EXAMINING WATER FLOW PATHS AND STREAM RESPONSE OF A DISTURBED HEADWATER CATCHMENT IN THE SOUTHERN APPALACHIAN MOUNTAINS, NC

In the Gribble Gap watershed (0.4 km²) in Cullowhee, North Carolina, previous studies have shown that erosion and sedimentation have altered soil characteristics of the landscape. Water flow paths through this watershed have likely been changed through intensive land use, subsequently affecting runoff generation mechanisms operating within the system. The study's purpose is to examine the relationship between water flow paths and catchment runoff through responses of soil moisture and discharge to precipitation events within the Gribble Gap watershed.

To determine water pathways through a slope within the watershed, the response of soil moisture to precipitation events was examined using soil moisture sensors along a hillslope transect perpendicular to a stream. The sensor locations were placed at the ridge top, shoulder, and toe of the hill slope. Weekly groundwater level measurements were taken at a well located at the toe slope. Antecedent precipitation index (API) was calculated using precipitation data measured in a clearing at the bottom of the catchment and discharge was measured in a flume at the mouth of the catchment.

Preliminary data suggests a threshold in precipitation that triggers an increase in discharge in the watershed, without considering antecedent wetness. Previous studies characterizing the soil texture at depths of the moisture sensor locations help explain the moisture responses, and identify a potential mechanism for the precipitation threshold in our preliminary data. This weak precipitation-discharge threshold relationship is indicative of a change in the catchment system once this threshold is surpassed, which could be the result of saturated lateral subsurface flow.

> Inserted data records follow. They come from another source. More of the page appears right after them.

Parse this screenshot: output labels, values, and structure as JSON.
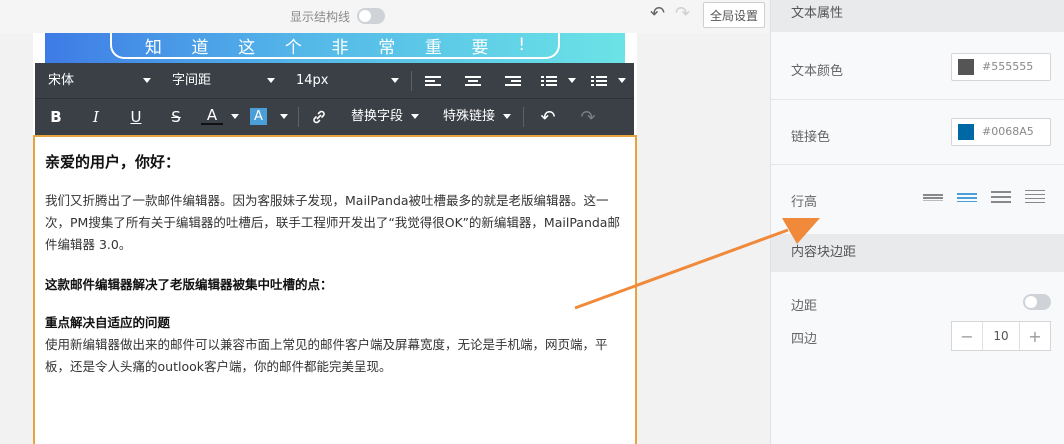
{
  "canvas": {
    "structure_label": "显示结构线",
    "global_settings_label": "全局设置",
    "banner_chars": [
      "知",
      "道",
      "这",
      "个",
      "非",
      "常",
      "重",
      "要",
      "!"
    ]
  },
  "toolbar": {
    "font_family": "宋体",
    "letter_spacing": "字间距",
    "font_size": "14px",
    "bold": "B",
    "italic": "I",
    "underline": "U",
    "strike": "S",
    "font_color": "A",
    "bg_color": "A",
    "replace_field": "替换字段",
    "special_link": "特殊链接"
  },
  "content": {
    "greeting": "亲爱的用户，你好：",
    "para1": "我们又折腾出了一款邮件编辑器。因为客服妹子发现，MailPanda被吐槽最多的就是老版编辑器。这一次，PM搜集了所有关于编辑器的吐槽后，联手工程师开发出了“我觉得很OK”的新编辑器，MailPanda邮件编辑器 3.0。",
    "bold_line": "这款邮件编辑器解决了老版编辑器被集中吐槽的点：",
    "sub_title": "重点解决自适应的问题",
    "para2": "使用新编辑器做出来的邮件可以兼容市面上常见的邮件客户端及屏幕宽度，无论是手机端，网页端，平板，还是令人头痛的outlook客户端，你的邮件都能完美呈现。"
  },
  "panel": {
    "text_props_title": "文本属性",
    "text_color_label": "文本颜色",
    "text_color_value": "#555555",
    "link_color_label": "链接色",
    "link_color_value": "#0068A5",
    "line_height_label": "行高",
    "block_padding_title": "内容块边距",
    "padding_label": "边距",
    "four_sides_label": "四边",
    "four_sides_value": "10",
    "minus": "−",
    "plus": "+"
  },
  "colors": {
    "accent": "#e6a33e",
    "arrow": "#f08a3a",
    "toolbar_bg": "#3b4047",
    "link_color": "#0068A5",
    "text_color": "#555555",
    "line_height_selected": "#4a9fd8"
  }
}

A weak precipitation-discharge relationship without considering antecedent wetness suggests quick flow pathways are operating within the watershed to generate runoff regardless of existing soil moisture. These pathways may be the result of erosion and sedimentation triggered by intensive land use. Historic erosion of the top soil in the upper slopes of the catchment has left limited storage above a restrictive clay layer. This may result in saturated lateral water flux developing more quickly than in an undisturbed location, making runoff generation in these areas less dependent on antecedent wetness.